A growth in the number of new APIs being created to act as quantified self data tools could lead to a new wave of personal health applications. Data streamed via quantified self APIs could also potentially create new empirical datasets to support emerging sciences. The Moves API, Pokelog API and a forthcoming Human API all point to greater interest in pulling personal data into new applications.
The term “Quantified Self” refers to the idea of collecting, storing and analyzing personal data over a period of time. Surprisingly, the emergence of location-specific data tools and social media networks that encourage regular updating on how you are feeling and what you are thinking at any time, has not yet led to a zeitgeist-level interest in creating personal datasets from this information. Instead, the focus has been on aggregating individual data into big data sets that give advertisers (and media platforms) greater insight into the path to purchase and buying patterns of particular demographic groupings.
But with more health-related APIs currently being released, the growth in the wearable technology market, and the inclusion of a variety of sensor technologies in smartphones, drawing together a personal stream of data and interest in the concept of a quantified self is gaining momentum.

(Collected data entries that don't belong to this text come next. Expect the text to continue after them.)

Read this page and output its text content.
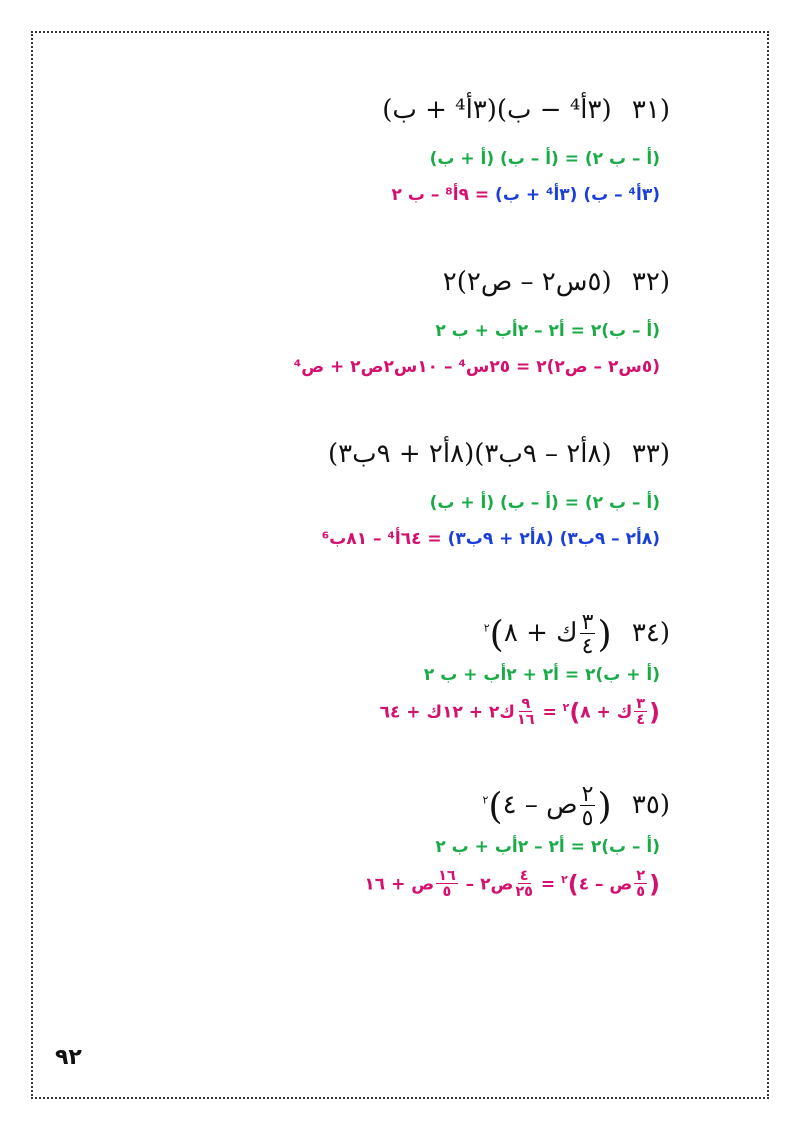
(٣١ (٣أ⁴ − ب)(٣أ⁴ + ب)
(أ – ب ٢) = (أ – ب) (أ + ب)
(٣أ⁴ – ب) (٣أ⁴ + ب) = ٩أ⁸ – ب ٢
(٣٢ (٥س٢ – ص٢)٢
(أ – ب)٢ = أ٢ – ٢أب + ب ٢
(٥س٢ – ص٢)٢ = ٢٥س⁴ – ١٠س٢ص٢ + ص⁴
(٣٣ (٨أ٢ – ٩ب٣)(٨أ٢ + ٩ب٣)
(أ – ب ٢) = (أ – ب) (أ + ب)
(٨أ٢ – ٩ب٣) (٨أ٢ + ٩ب٣) = ٦٤أ⁴ – ٨١ب⁶
(٣٤ (
$\frac{٣}{٤}$
ك + ٨)$^٢$
(أ + ب)٢ = أ٢ + ٢أب + ب ٢
(
$\frac{٣}{٤}$
ك + ٨)$^٢$ =
$\frac{٩}{١٦}$
ك٢ + ١٢ك + ٦٤
(٣٥ (
$\frac{٢}{٥}$
ص – ٤)$^٢$
(أ – ب)٢ = أ٢ – ٢أب + ب ٢
(
$\frac{٢}{٥}$
ص – ٤)$^٢$ =
$\frac{٤}{٢٥}$
ص٢ –
$\frac{١٦}{٥}$
ص + ١٦
٩٢
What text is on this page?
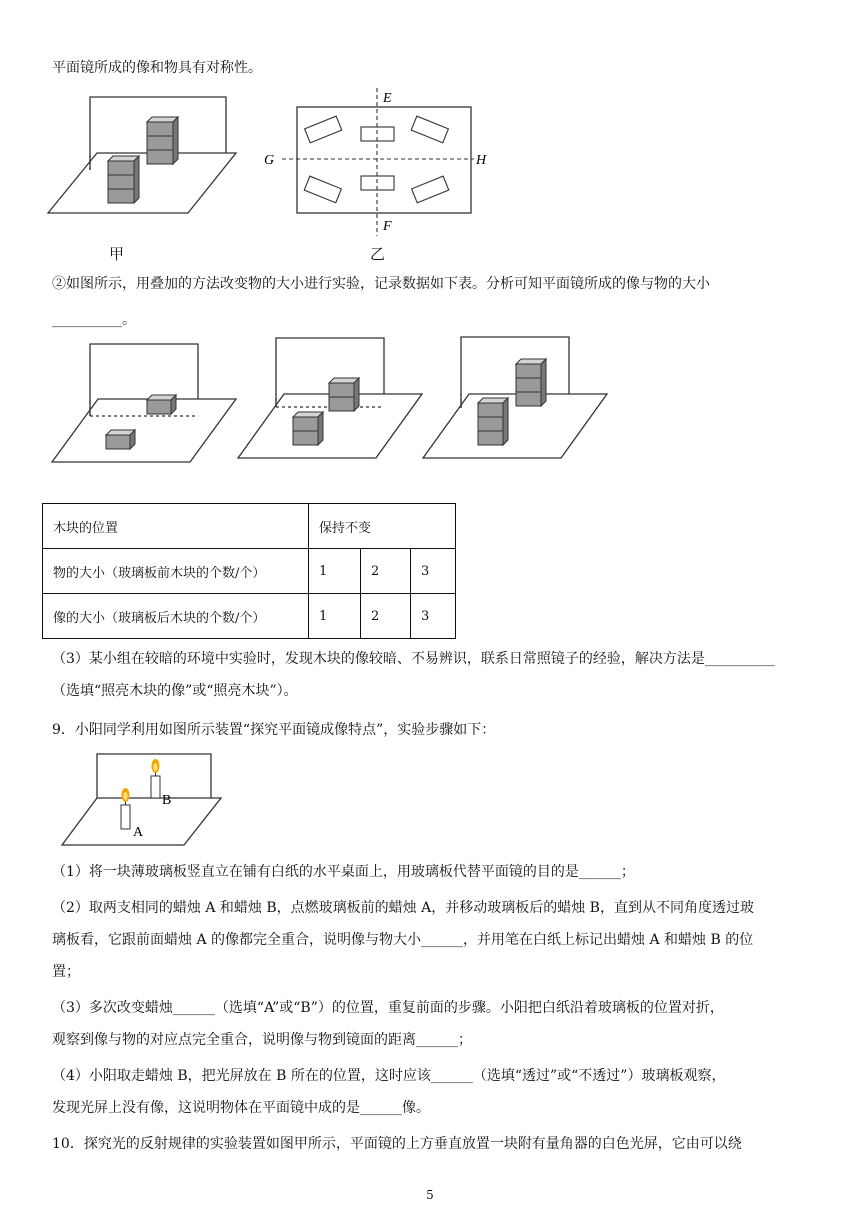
平面镜所成的像和物具有对称性。
甲
E
F
G	H
乙
②如图所示，用叠加的方法改变物的大小进行实验，记录数据如下表。分析可知平面镜所成的像与物的大小
__________。
木块的位置	保持不变		
物的大小（玻璃板前木块的个数/个）	1	2	3
像的大小（玻璃板后木块的个数/个）	1	2	3
（3）某小组在较暗的环境中实验时，发现木块的像较暗、不易辨识，联系日常照镜子的经验，解决方法是__________
（选填“照亮木块的像”或“照亮木块”）。
9．小阳同学利用如图所示装置“探究平面镜成像特点”，实验步骤如下：
B
A
（1）将一块薄玻璃板竖直立在铺有白纸的水平桌面上，用玻璃板代替平面镜的目的是______；
（2）取两支相同的蜡烛 A 和蜡烛 B，点燃玻璃板前的蜡烛 A，并移动玻璃板后的蜡烛 B，直到从不同角度透过玻
璃板看，它跟前面蜡烛 A 的像都完全重合，说明像与物大小______，并用笔在白纸上标记出蜡烛 A 和蜡烛 B 的位
置；
（3）多次改变蜡烛______（选填“A”或“B”）的位置，重复前面的步骤。小阳把白纸沿着玻璃板的位置对折，
观察到像与物的对应点完全重合，说明像与物到镜面的距离______；
（4）小阳取走蜡烛 B，把光屏放在 B 所在的位置，这时应该______（选填“透过”或“不透过”）玻璃板观察，
发现光屏上没有像，这说明物体在平面镜中成的是______像。
10．探究光的反射规律的实验装置如图甲所示，平面镜的上方垂直放置一块附有量角器的白色光屏，它由可以绕
5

Last week, ProgrammableWeb added the Moves API to our API directory. The Moves application for iPhone uses in-built sensors to track your location and physical exercise, without the need for a jogging bracelet or other wearable tech. The Moves API provides access to the data collected by the smartphone app and allows for it to be analyzed and opens up its potential for a greater range of end uses. Android smartphone users are eagerly awaiting an expected summer version release of the app.
Earlier this week, ProgrammableWeb listed developer Božidar Benko’s quantified self API, the Pokelog API. While in alpha version stage, the API documentation allows developers to track a disparate range of personal data sources and create visualizations based on the data.
And next weekend, a San Francisco and international online hackathon is being hosted by Human API. This project, led by AngelPad graduate Andrei Pop, allows streaming of personal data via an API in order to enable greater insights and to encourage personal behavior change. “The idea is to create an infrastructure for all human health data, not just quantified self,” Pop told ProgrammableWeb. Interest in the event – which will also see the launch of the Human API – has been so great that organizers have moved the date by a week to accommodate the so-far 600-plus registrants wanting to participate. The Human API hackathon and API launch is now expected to be held on July 6-7, 2013.
With recent APIs aimed at better connecting patients and their doctors – for example with Ringadoc API and the UK’s National Health Service product the How Are You API – these new quantified self APIs could create a more seamless workflow and data sharing between an individual’s personal health data and their health professional. It may also create new tools for care-givers: New research from the Pew Internet and American Life Project shows that in the US, for example, 4 in 10 adults are caring for someone with a significant health issue.
But perhaps having this level of data available at an individual level will also provide greater insights into emerging new sciences, or those that have been too esoteric to design empirical studies around. For example, the field of chronobiology has only emerged since the 1960s but is now recognized as a true science. This field of study is finding that humans have an inbuilt clock and that the physical body responds differently at different times of the day. For example, cancer treatment response rates are better when chemotherapy is done at one time of the day rather than another, while the impacts of shiftwork – or even late-night coding projects! – can have a detrimental effect on an individual’s health. These new quantified self and personal health data APIs could help gain quicker insights into the green fields of the health sciences.
Above: Image by Yassine Mrabet with information from “The Body Clock Guide to Better Health” by Michael Smolensky and Lynne Lamberg; Henry Holt and Company, Publishers (2000). Image published under Creative Commons licence
With new tools like the Pokelog API, Moves API and the forthcoming Human API being launched on an almost-weekly basis at present, perhaps we can expect a whole new set of insights and analytical tools to follow.